I instinctively batted it away from my face, knocking my specs off in the process which went to the floor. They didn’t break but I’ve now got a scratch on the lens. A spider about the size of a 5p scuttled away from the glasses.
Outside I decided to use the strimmer on some rough grass before mowing to uncover any stones lurking ready to damage the lawnmower. I was getting on well when Ian Sturrock and his son of Welsh Apple Trees arrived. I gave him a bit of a tour and he suggested I use the walled garden for some cordon or espalier apples, ripping out the existing canker ridden, non-productive trees in there.
He’s a bit dubious about productivity and growth rates of trees planted in the open field where the wind does whistle around. He reckons we’re pushing the envelope for growing apples here being as high up as we are but worth giving it a try.
Another suggestion he made was that I graft some pear branches to the existing hawthorns. Apparently that works for for quince and medlar as well as pears. Hawthorn is as tough as old boots, so the pear branch just draws it nutrients from the established and vigorous rootstock.

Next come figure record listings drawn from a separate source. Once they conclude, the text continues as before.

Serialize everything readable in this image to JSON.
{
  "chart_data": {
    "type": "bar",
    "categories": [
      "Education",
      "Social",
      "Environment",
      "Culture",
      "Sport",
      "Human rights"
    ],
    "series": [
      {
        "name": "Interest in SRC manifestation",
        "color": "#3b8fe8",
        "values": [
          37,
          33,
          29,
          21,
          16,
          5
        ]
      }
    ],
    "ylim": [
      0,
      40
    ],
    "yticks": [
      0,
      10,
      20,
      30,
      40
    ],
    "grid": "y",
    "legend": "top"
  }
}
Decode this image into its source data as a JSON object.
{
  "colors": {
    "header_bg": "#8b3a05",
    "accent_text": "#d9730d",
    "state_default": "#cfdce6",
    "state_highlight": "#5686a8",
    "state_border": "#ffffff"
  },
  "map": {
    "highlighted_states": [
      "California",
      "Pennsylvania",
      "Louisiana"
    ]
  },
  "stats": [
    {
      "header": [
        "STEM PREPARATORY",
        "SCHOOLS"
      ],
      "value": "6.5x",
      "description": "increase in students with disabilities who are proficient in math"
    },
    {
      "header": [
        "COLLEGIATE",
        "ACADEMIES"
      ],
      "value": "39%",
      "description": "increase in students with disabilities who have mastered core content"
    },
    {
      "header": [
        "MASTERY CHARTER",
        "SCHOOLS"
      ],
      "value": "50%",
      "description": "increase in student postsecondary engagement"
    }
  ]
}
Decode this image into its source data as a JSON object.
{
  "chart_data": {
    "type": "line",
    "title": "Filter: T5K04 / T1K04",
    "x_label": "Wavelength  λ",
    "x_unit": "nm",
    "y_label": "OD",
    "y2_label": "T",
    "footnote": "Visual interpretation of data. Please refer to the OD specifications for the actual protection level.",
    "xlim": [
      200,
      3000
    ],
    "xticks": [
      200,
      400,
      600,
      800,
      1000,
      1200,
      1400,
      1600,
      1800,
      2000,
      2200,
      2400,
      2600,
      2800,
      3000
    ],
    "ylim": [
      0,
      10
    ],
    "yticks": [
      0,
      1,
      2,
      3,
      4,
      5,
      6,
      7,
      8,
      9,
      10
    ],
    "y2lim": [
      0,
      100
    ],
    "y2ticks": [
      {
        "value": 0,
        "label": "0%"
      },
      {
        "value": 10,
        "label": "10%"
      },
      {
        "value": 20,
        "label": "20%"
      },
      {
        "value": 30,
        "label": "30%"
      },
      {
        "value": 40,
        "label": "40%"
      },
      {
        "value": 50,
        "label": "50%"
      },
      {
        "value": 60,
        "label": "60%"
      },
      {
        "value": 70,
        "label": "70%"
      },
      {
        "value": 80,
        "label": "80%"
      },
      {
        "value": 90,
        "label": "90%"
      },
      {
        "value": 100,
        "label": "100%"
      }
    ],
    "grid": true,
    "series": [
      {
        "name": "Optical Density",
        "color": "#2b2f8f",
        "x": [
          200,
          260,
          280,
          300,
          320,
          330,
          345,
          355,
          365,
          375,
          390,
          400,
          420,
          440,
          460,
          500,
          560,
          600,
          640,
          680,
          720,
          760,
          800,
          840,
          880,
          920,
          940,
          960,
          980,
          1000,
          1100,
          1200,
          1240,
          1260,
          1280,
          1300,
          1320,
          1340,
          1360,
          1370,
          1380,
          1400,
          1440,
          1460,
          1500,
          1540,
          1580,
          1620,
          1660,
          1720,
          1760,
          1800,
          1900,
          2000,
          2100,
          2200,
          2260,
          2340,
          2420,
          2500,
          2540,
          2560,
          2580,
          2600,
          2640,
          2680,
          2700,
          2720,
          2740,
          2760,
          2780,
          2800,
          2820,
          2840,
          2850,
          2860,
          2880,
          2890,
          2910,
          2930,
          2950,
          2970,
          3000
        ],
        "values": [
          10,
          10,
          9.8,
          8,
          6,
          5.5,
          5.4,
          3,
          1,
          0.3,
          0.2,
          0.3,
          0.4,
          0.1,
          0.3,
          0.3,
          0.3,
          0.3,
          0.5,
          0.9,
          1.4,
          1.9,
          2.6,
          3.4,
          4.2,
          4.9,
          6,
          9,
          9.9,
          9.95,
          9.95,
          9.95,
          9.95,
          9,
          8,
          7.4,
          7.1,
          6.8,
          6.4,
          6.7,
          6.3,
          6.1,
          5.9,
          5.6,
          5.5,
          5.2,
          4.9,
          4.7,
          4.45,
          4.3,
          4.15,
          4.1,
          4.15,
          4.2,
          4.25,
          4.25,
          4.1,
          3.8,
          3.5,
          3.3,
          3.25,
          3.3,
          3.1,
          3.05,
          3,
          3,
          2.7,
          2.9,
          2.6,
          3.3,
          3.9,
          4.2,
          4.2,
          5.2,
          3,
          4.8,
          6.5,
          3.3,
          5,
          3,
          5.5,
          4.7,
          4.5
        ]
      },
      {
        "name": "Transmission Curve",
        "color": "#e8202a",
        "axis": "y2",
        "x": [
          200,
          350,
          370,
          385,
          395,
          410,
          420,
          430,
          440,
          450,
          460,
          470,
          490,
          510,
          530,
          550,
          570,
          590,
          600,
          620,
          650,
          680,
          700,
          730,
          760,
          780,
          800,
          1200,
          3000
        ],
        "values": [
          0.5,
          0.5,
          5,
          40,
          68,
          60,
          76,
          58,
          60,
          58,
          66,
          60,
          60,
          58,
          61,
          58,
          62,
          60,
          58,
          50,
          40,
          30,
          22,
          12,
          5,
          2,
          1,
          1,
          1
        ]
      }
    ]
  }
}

After they’d gone I returned to strimming only find that the line feed mechanism had jammed. Normally you just bang it down and it feeds out more line but not now. So back into the shed where I took the line holder off and removed some grass that was tightly wound around the shaft.
Back outside to test it but it refused to start which I assume is due to it being flooded or something because it was upside down whilst I cleared the jam. Petrol powered equipment is useful but it seems to take longer fiddling about with the engines than actually doing the job. Anyway, put the strimmer back and I’ll see how it goes another day.
Saturday was supposed to be overcast but dry here according to the BBC but in reality it was alternating between rain and drizzle. So, when sister-in-law said they were in Criccieth (a seaside resort about 20 minutes from us) and it was sunny there we headed for the beach. As we drove downhill the rain stopped, the clouds cleared and the temperature rose. I’m beginning to wonder if we did right moving here but we are where we are. And an afternoon on the beach raised our spirits.
If you flood a small engine such as a strimmer. Remove the plug and dry it. before replacing the plug. Turn the engine over a few times to remove any excess fuel from the cylender. you can then replace the plug and it should start as normal.
ps. I was right on the washers for your lawn mower.
@Andy Allen: Thanks for that advice. And yes you were dead right regarding the lawnmower although I was worried I’d bent the shaft or something and thought it best to get the professionals to take a look rather than ruin an expensive machine with more of my inept tinkering!
Sadly I was last in the queue when the mechanical ability was being given out!